On appeal, the Fourth Circuit examined whether the district court employed the appropriate standard of review in examining the plan administrator’s denial of LTD and STD disability benefits. The LTD benefits plan was subject to the Employee Retirement Income Security Act of 1974, where courts must conduct de novo review of an administrator’s denial of benefits unless the plan grants the administrator discretion to determine a claimant’s eligibility for benefits, in which case the administrator’s decision is reviewed for abuse of discretion. A grant of discretionary authority must be clear. Here, the LTD plan states that benefits only will be paid to a claimant who “submits proof of a continuing disability satisfactory to Prudential.” In Gallagher, the Fourth Circuit observed that plan language requiring a claimant to “submit satisfactory proof of total disability to us” was ambiguous, and could be interpreted as requiring either an objective or a subjective standard for determining whether a claimant’s “proof” was satisfactory.” Therefore, the Fourth Circuit held that the plan language did not clearly convey that the plan administrator had discretionary decision-making authority in deciding benefits claims. Here, the Fourth Circuit joined five sister circuits in holding that this language does not unambiguously confer such discretionary authority. The Court identified three major themes that pervaded the opinions of those courts: (1) the inherent ambiguity in the wording of the phrase “proof satisfactory to us”; (2) the likelihood that such language will fail to provide sufficient notice to employees that their disability claims will be subject to a plan administrator’s discretionary determination; and (3) the responsibility of insurance companies to draft clear plan language.

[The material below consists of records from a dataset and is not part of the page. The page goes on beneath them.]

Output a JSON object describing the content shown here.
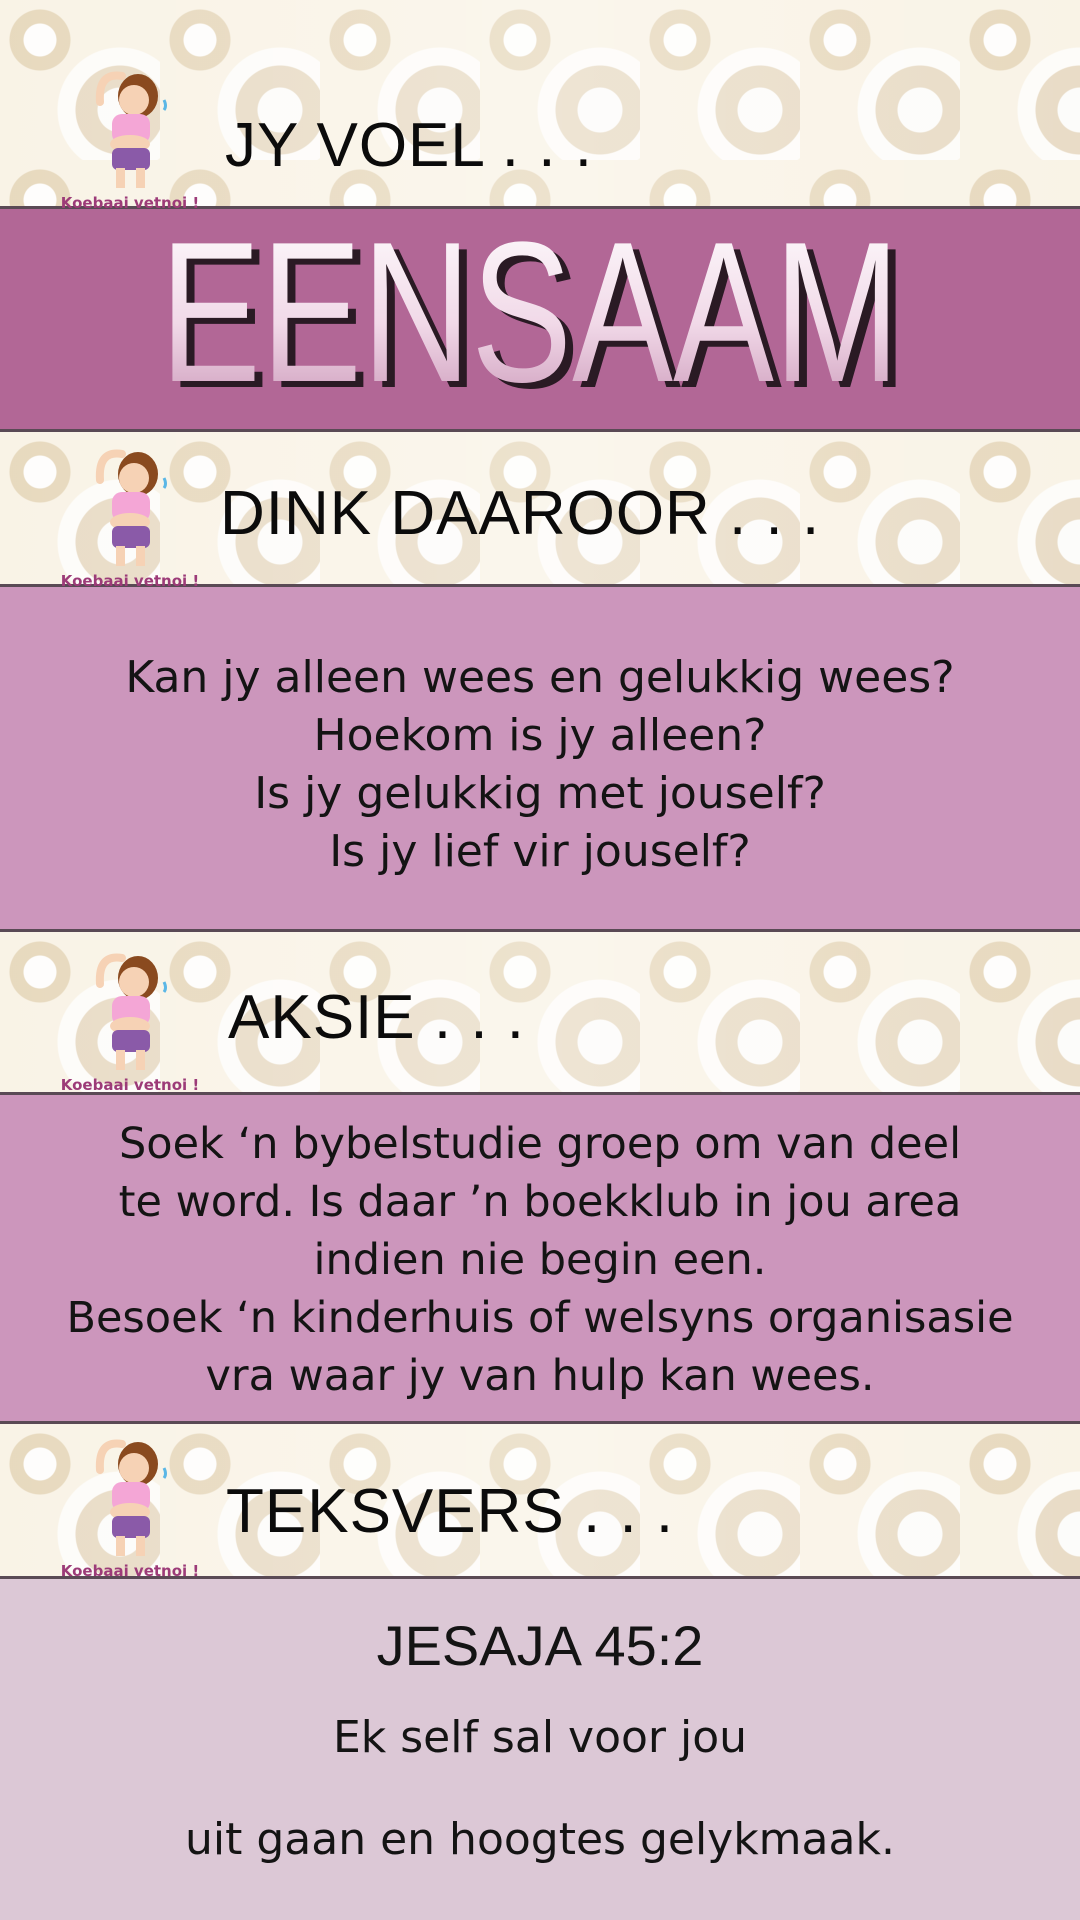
{
  "sections": {
    "feel": {
      "heading": "JY VOEL . . ."
    },
    "title": {
      "word": "EENSAAM"
    },
    "think": {
      "heading": "DINK DAAROOR . . .",
      "lines": [
        "Kan jy alleen wees en gelukkig wees?",
        "Hoekom is jy alleen?",
        "Is jy gelukkig met jouself?",
        "Is jy lief vir jouself?"
      ]
    },
    "action": {
      "heading": "AKSIE . . .",
      "lines": [
        "Soek ‘n bybelstudie groep om van deel",
        "te word.  Is daar ’n boekklub in jou area",
        "indien nie begin een.",
        "Besoek ‘n kinderhuis of welsyns organisasie",
        "vra waar jy van hulp kan wees."
      ]
    },
    "verse": {
      "heading": "TEKSVERS . . .",
      "reference": "JESAJA 45:2",
      "lines": [
        "Ek self sal voor jou",
        "uit gaan en hoogtes gelykmaak."
      ]
    }
  },
  "mascot": {
    "caption": "Koebaai vetnoi !",
    "icon": "stretching-woman-icon"
  },
  "colors": {
    "title_band": "#b26796",
    "text_band": "#cc96bc",
    "verse_band": "#dcc8d6",
    "mascot_caption": "#9c3b78"
  }
}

The STD plan, however, was not governed by the ERISA. The Fourth Circuit had to ascertain the appropriate standard for judicial review of a plan administrator’s benefits determination under the present STD plan. The Court held that the STD plan did not confer discretionary decision-making authority on the plan administrator, and that, therefore, the district court erred in reviewing the plan administrator’s denial of Cosey’s STD benefits claim under an abuse-of-discretion standard. The Court agreed with Cosey that the “satisfactory proof” language in the STD plan is the functional equivalent of the language held ambiguous in Gallagher.
Therefore, the Fourth Circuit agreed with Cosey that the district court’s use of an incorrect standard of review, and the court’s erroneous view that both benefits plans required Cosey to present objective evidence of her disability, mandates reversal of the summary judgment award. Neither the LTD nor the STD plans provided that a claimant’s submission of proof were required to contain an “objective component.” Therefore, the Fourth Circuit held that the district court erred in concluding that Prudential could deny Cosey’s STD and LTD claims on the basis that her proof lacked such objective evidence.